Ernsthafter Widerstand gegen die Hechinger Linie formierte sich aber nicht. Und doch wurde es am Ende völlig unübersichtlich: Darf nur eine Apotheke mit einem Stockwerk gebaut werden? Oder sollte doch eine zweite Etage erlaubt werden (weil es architektonisch besser passt)? Und was soll dann ausgeschlossen werden? Der Einzug von Ärzten? Oder auch jegliche andere „medizinnahe Nutzung“? Wirrnis pur.

Am Ende ließ der Landrat über den Hechinger Antrag abstimmen – und der ging mit 25:12 (bei 13 Enthaltungen) durch. Ergebnis mithin: Es darf nur eine Apotheke gebaut – und sonst nichts. Das wiederum rief bei vielen, die es gerne liberaler gehabt hätten, Proteste und Kritik an der Abstimmungsregie hervor.

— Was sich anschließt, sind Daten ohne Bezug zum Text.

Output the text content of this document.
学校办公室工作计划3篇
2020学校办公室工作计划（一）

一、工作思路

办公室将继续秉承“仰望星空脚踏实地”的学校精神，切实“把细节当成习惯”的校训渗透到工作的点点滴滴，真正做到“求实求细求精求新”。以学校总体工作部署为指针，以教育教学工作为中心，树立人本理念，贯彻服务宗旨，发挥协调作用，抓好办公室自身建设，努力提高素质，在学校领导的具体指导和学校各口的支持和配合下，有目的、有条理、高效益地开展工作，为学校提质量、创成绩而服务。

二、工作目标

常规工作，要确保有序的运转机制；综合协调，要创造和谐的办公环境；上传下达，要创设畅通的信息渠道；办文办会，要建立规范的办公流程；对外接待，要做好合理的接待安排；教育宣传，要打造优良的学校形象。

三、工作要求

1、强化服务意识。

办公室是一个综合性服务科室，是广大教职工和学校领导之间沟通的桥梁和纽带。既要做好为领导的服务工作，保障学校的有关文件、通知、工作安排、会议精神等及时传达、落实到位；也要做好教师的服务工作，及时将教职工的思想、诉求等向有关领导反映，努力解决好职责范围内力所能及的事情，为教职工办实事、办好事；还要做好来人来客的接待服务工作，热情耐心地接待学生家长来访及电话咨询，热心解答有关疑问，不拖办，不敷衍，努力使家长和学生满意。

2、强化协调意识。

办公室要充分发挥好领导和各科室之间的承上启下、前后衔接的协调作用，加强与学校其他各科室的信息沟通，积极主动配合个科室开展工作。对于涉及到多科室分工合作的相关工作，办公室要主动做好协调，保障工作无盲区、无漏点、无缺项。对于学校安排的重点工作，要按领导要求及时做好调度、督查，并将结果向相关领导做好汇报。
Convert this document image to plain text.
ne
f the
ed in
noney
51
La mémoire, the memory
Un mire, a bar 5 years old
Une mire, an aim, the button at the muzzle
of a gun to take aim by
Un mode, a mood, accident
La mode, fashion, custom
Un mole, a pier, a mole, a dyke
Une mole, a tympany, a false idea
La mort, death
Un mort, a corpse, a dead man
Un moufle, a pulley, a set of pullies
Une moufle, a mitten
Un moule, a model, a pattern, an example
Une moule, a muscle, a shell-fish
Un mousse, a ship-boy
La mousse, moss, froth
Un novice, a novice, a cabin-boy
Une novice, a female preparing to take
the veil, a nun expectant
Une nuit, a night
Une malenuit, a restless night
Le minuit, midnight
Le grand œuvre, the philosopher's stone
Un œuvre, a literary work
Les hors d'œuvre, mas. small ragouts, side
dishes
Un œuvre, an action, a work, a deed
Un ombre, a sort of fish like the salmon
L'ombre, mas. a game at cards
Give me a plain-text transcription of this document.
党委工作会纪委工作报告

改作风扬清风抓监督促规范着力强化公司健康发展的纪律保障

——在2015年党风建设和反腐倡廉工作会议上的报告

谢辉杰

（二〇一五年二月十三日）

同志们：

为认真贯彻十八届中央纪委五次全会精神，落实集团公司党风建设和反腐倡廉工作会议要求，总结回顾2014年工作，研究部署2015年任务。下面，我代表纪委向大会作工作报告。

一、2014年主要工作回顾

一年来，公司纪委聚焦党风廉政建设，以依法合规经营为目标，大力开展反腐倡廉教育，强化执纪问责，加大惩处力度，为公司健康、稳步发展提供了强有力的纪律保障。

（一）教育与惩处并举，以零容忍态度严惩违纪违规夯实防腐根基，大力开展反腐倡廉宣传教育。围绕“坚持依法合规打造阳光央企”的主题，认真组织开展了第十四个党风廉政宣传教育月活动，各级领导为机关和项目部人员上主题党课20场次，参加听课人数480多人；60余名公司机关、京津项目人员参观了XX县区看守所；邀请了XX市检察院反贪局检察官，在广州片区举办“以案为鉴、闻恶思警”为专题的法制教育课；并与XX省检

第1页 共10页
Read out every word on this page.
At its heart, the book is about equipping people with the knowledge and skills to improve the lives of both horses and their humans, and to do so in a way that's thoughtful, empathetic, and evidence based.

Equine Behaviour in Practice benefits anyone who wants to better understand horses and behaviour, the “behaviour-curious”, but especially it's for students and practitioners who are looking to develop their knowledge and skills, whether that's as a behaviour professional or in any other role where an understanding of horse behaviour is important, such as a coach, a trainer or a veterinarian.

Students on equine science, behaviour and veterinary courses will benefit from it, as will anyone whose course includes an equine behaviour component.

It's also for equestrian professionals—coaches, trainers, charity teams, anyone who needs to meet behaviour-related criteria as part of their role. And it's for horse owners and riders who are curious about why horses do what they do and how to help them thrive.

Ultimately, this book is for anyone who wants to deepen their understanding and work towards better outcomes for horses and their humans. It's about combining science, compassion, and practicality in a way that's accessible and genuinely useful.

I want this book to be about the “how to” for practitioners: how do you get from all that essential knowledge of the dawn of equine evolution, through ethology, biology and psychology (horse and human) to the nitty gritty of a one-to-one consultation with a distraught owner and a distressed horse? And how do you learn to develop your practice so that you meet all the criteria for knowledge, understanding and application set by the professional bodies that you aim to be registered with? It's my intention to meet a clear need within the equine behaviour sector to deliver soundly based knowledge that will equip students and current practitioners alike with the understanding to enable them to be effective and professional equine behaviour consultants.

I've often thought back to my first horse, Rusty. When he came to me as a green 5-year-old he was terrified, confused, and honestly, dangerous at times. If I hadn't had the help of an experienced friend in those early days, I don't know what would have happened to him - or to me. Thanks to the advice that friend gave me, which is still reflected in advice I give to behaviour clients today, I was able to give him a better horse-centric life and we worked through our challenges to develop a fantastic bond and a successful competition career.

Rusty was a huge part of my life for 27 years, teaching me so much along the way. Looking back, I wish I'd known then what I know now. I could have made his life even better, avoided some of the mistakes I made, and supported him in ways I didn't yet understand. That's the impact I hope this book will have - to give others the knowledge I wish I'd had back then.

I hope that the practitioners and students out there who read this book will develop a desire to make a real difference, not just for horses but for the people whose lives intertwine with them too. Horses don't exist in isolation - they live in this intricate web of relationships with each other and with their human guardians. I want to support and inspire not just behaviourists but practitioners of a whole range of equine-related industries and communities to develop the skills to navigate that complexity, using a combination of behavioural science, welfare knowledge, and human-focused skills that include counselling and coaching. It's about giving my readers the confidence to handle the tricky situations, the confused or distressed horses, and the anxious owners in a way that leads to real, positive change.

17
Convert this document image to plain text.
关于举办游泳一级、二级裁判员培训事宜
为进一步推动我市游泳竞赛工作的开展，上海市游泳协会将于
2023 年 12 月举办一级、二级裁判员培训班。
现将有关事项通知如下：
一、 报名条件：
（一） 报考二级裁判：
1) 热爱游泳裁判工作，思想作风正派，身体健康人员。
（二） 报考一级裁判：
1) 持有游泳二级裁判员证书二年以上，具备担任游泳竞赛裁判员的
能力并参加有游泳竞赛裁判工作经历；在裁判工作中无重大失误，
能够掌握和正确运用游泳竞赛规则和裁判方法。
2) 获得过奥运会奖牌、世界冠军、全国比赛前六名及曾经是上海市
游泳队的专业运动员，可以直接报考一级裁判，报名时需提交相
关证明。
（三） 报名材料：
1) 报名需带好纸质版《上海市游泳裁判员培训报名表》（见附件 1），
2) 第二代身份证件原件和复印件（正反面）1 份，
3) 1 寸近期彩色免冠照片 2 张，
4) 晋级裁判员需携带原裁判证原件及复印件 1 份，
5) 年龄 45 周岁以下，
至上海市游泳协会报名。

Jetzt geht die Arbeit erst los – Kommentar von Hardy Kromer

Da schau her! Worauf noch vor wenigen Tagen niemand gewettet hätte, ist eingetreten: Den Hechinger Stadt- und Kreisräten ist es mit Unterstützung der Rathausspitze gelungen, die Pläne der Kreisverwaltung für eine weitere Zentralisierung des Hechinger Ärztewesens im und ums ehemalige Krankenhaus abzuwenden. Zu würdigen ist das zuallererst als politische Meisterleistung des führenden Freien Wählers der Stadt: Werner Beck hat monatelang dicke Bretter gebohrt, um zunächst den kompletten Hechinger Gemeinderat, dann die Freien Wähler im Kreistag und schließlich die Mehrheit des Kreisparlaments davon zu überzeugen, dass es der Hechinger Innenstadt schadet, was das Landratsamt plant. Gestern Abend hat er auf ganzer Linie obsiegt. Anerkennung verdient aber auch, dass Landrat Pauli nach dem denkwürdigen Zusammenstoß der Positionen im Hechinger Ratssaal nicht auf stur gestellt, sondern auf Deeskalation gesetzt und den Weg für den jetzt gefundenen Kompromiss frei gemacht hat. Alles gut? Noch lange nicht. Jetzt geht die Arbeit erst richtig los. Der Ball liegt nun wieder im Feld der Hechinger Rathauspolitik. Es gilt dafür zu sorgen, dass die Hechinger Innenstadt so attraktiv wird, dass die umkämpften Ärzte gerne da bleiben. Würden sie die Stadt ganz verlassen, wäre der Schaden doppelt groß.